Auch unter dem Druck erneuter Klima-Proteste hatten sich die Spitzen der großen Koalition am Freitag auf ein milliardenschweres Paket geeinigt. Damit soll Deutschland seine verbindlichen Klimaziele für 2030 verlässlich erreichen. Als zentrales Element bekommt klimaschädliches Kohlendioxid einen Preis. Förderungen klimaschonender Neuanschaffungen sollen anfangs besonders attraktiv sein und später abschmelzen. In den nächsten Jahren sei »die große Gelegenheit« zum Umstieg in klimafreundliche Optionen beim Autokauf oder Heizungstausch, heißt es in einem 22-seitigen Eckpunktepapier. Die Koalition will zudem Bahnfahren billiger und Flüge teurer machen. Der Ausbau der Ökostrom-Erzeugung soll beschleunigt werden.

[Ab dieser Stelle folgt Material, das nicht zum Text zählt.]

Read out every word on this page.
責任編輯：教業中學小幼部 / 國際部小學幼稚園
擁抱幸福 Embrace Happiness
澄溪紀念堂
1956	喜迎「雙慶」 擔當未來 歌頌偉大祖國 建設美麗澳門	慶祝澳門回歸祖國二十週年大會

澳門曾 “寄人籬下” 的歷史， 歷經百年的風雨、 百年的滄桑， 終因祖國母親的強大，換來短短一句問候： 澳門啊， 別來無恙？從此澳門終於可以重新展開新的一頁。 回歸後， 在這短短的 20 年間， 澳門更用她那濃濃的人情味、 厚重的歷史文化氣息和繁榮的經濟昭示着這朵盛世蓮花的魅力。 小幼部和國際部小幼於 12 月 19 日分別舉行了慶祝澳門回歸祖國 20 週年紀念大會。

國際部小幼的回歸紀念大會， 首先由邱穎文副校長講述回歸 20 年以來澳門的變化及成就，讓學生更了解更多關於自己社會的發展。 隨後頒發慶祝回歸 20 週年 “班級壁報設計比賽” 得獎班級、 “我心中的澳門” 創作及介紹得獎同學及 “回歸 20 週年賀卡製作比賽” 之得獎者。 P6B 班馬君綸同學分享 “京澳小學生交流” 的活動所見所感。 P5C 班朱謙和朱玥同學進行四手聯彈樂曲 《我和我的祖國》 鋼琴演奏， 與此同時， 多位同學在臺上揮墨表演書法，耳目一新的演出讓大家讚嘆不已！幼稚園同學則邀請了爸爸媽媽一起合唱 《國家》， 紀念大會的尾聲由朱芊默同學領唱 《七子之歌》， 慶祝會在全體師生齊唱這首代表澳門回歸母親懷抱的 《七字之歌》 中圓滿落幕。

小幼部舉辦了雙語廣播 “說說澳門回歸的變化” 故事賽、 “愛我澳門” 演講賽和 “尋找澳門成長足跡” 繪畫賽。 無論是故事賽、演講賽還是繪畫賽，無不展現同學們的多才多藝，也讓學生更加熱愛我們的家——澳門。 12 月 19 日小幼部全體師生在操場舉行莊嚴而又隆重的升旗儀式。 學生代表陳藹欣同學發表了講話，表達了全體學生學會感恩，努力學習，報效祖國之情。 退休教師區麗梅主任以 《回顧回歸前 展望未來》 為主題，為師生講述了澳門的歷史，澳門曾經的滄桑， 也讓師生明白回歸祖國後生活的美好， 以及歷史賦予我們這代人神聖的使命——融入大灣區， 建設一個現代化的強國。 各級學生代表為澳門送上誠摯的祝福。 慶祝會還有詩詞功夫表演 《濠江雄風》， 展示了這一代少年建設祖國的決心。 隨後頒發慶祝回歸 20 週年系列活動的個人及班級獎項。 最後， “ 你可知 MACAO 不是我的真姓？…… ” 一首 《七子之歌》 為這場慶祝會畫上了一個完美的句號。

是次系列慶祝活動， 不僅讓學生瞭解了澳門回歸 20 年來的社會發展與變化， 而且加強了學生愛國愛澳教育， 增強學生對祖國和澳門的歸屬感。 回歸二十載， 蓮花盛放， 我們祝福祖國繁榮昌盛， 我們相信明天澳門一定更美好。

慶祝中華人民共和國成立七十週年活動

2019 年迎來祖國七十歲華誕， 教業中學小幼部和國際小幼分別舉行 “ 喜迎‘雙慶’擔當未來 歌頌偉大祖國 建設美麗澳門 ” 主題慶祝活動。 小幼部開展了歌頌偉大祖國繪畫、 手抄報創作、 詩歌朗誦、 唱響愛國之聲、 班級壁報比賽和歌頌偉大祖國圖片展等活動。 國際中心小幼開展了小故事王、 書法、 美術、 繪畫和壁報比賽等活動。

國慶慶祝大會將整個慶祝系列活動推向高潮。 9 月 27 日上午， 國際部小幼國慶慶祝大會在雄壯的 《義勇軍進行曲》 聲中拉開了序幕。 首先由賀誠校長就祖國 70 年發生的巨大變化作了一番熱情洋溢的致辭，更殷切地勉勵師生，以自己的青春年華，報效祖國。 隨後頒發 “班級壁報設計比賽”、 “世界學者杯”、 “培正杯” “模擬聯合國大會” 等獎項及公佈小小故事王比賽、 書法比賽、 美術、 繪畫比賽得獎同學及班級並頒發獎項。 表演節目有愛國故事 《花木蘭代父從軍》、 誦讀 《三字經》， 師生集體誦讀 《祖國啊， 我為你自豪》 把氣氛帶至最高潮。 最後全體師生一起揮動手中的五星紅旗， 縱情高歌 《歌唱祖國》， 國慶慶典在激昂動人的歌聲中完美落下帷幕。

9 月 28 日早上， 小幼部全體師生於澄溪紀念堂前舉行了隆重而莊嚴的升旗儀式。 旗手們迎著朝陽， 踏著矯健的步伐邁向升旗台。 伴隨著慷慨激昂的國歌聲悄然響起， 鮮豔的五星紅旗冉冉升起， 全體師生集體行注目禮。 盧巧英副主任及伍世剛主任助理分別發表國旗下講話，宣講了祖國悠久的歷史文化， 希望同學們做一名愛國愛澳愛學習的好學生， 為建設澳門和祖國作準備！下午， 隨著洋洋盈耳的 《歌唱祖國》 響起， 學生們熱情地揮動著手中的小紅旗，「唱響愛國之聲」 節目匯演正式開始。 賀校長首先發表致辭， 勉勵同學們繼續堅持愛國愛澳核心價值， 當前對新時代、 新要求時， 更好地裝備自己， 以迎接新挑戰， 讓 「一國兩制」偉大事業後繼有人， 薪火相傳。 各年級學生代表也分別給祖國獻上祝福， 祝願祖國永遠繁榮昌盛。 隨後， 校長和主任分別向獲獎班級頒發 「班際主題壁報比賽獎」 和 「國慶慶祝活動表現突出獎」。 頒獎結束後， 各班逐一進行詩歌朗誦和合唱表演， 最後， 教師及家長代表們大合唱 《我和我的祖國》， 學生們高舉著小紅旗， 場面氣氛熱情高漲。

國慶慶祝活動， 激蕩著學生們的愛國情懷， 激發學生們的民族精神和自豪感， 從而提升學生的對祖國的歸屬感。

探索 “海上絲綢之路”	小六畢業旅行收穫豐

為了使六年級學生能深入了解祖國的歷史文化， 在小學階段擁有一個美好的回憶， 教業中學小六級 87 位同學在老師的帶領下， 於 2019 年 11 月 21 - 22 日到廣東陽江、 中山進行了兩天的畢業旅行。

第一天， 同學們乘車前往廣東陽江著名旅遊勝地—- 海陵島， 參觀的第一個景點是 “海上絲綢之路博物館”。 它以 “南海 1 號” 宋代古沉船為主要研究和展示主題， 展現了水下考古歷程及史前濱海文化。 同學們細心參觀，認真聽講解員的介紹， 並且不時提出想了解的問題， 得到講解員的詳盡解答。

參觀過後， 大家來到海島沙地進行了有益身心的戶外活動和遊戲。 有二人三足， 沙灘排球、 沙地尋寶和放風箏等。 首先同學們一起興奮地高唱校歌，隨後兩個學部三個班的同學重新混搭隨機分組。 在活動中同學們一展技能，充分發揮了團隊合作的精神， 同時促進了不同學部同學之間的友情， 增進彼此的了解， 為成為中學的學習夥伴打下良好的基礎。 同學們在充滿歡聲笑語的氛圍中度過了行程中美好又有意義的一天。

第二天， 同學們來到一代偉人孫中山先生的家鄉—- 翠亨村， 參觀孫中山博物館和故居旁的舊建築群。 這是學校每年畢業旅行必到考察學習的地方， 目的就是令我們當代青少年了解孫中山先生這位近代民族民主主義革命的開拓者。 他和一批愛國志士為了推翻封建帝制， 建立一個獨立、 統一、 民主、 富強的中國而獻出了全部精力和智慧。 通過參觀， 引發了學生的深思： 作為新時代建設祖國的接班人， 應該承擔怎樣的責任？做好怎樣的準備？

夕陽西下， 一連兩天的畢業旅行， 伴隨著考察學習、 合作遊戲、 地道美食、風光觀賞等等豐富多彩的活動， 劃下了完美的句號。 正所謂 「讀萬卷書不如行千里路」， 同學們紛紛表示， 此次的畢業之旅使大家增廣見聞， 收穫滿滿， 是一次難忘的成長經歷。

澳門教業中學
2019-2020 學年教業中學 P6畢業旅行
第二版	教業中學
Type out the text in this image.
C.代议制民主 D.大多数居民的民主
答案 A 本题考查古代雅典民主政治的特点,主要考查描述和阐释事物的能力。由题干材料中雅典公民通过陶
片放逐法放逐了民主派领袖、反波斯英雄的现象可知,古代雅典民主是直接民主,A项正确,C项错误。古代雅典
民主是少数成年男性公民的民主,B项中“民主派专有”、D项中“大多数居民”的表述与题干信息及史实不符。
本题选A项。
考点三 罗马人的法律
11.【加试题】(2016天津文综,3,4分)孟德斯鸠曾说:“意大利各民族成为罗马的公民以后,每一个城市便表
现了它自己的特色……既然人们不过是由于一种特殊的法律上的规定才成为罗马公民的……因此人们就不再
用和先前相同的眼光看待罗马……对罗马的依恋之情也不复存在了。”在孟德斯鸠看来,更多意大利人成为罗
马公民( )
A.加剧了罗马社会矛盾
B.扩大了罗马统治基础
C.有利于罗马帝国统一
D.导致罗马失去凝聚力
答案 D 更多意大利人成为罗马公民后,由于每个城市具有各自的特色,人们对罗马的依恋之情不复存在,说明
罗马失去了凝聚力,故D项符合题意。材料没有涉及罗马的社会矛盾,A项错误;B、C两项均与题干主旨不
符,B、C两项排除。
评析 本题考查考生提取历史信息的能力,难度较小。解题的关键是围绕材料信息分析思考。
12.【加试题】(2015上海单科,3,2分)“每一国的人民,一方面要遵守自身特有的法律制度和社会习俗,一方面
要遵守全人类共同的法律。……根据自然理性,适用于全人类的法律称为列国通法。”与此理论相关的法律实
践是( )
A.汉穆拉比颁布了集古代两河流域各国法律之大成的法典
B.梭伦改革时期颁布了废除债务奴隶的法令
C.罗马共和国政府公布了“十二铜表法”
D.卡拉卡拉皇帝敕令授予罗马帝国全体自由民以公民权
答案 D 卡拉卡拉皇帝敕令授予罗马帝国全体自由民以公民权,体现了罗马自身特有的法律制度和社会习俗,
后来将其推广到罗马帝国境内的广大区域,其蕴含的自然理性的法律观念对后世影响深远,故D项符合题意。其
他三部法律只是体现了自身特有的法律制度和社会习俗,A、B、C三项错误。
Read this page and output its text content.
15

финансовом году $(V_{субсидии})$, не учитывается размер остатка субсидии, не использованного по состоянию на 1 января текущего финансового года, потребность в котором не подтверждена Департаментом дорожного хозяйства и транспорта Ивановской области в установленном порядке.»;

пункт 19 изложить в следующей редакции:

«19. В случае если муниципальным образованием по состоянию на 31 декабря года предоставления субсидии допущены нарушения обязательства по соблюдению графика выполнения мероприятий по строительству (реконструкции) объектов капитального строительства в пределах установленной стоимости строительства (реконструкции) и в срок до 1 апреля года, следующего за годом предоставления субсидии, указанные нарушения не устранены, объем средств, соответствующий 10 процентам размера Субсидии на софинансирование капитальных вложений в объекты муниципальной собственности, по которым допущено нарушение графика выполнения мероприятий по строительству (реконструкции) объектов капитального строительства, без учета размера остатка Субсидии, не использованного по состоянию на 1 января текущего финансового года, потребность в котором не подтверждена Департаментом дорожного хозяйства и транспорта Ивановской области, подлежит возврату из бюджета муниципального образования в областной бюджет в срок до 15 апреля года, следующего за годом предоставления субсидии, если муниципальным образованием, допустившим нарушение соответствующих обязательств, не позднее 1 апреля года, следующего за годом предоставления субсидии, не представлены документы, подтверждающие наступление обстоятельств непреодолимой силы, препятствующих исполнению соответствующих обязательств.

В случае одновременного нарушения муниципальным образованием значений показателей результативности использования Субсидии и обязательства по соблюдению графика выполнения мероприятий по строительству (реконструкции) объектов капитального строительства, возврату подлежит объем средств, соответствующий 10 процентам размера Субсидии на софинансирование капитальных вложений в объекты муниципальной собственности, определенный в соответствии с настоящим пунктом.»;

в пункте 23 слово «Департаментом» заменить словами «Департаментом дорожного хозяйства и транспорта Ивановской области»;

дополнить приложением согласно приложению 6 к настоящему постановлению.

Die nötigen Gesetzesänderungen will das Bundeskabinett noch in diesem Jahr beschließen. Kanzlerin Angela Merkel (CDU) sprach von einem »Paradigmenwechsel«.
Mehrere Anwärter für den SPD-Vorsitz äußerten sich hingegen unzufrieden. Karl Lauterbach sagte auf einer SPD-Regionalkonferenz in Neubrandenburg, es sei ein CO2-Preis beschlossen worden, mit dem Autofahrer durch die höhere Pendlerpauschale am Ende mehr im Portemonnaie hätten. Sein Mitbewerber, Nordrhein-Westfalens Ex-Finanzminister Norbert Walter-Borjans sagte der »Welt«: »Auch wenn die SPD sich in wichtigen Punkten gut durchsetzen konnte, so zeigt sich, dass sozial gerechter Klimaschutz an CDU und CSU scheitert.«
Vizekanzler Olaf Scholz (SPD) und Wirtschaftsminister Peter Altmaier (CDU) verteidigten den Kompromiss jedoch. »Was wir da vorgelegt haben, ist ein großer Wurf«, sagte Scholz am Freitagabend im ZDF. Altmaier verteidigte in dem Sender, dass die Pendlerpauschale von 30 auf 35 Cent je Kilometer angehoben wird, was Umweltschützer kritisieren. Städter könnten vom Auto auf Fahrrad oder Nahverkehr ausweichen, erklärte er. Menschen auf dem Lande müssten weit fahren, weil es bei ihnen keine Arbeitsplätze gebe. »Und diese Menschen dürfen am Ende nicht die Leidtragenden der Klimapolitik sein.«
SPD-Fraktionsvize Matthias Miersch sagte der Deutschen Presse-Agentur: »Die Rettung des Klimas gelingt nicht in einer Nacht, aber das Klimapaket enthält Grundlagen, die es noch nie gegeben hat.« Dazu zählten die Förderung von Solaranlagen ohne Deckelung, finanzielle Anreize für Kommunen bei Windkraft an Land sowie »massive Investitionen in eine Infrastruktur der Zukunft«.
Für den Juso-Vorsitzenden Kevin Kühnert ist die verabredete jährliche Überprüfung der Maßnahmen »der eigentliche Erfolg in den Verhandlungen«. Das Paket sei ein klassischer Kompromiss. Aber: »Das Ergebnis ist insbesondere bei den Investitionen näher an dem, was wir als SPD wollten, als an dem, was die CDU wollte«, sagte er der dpa.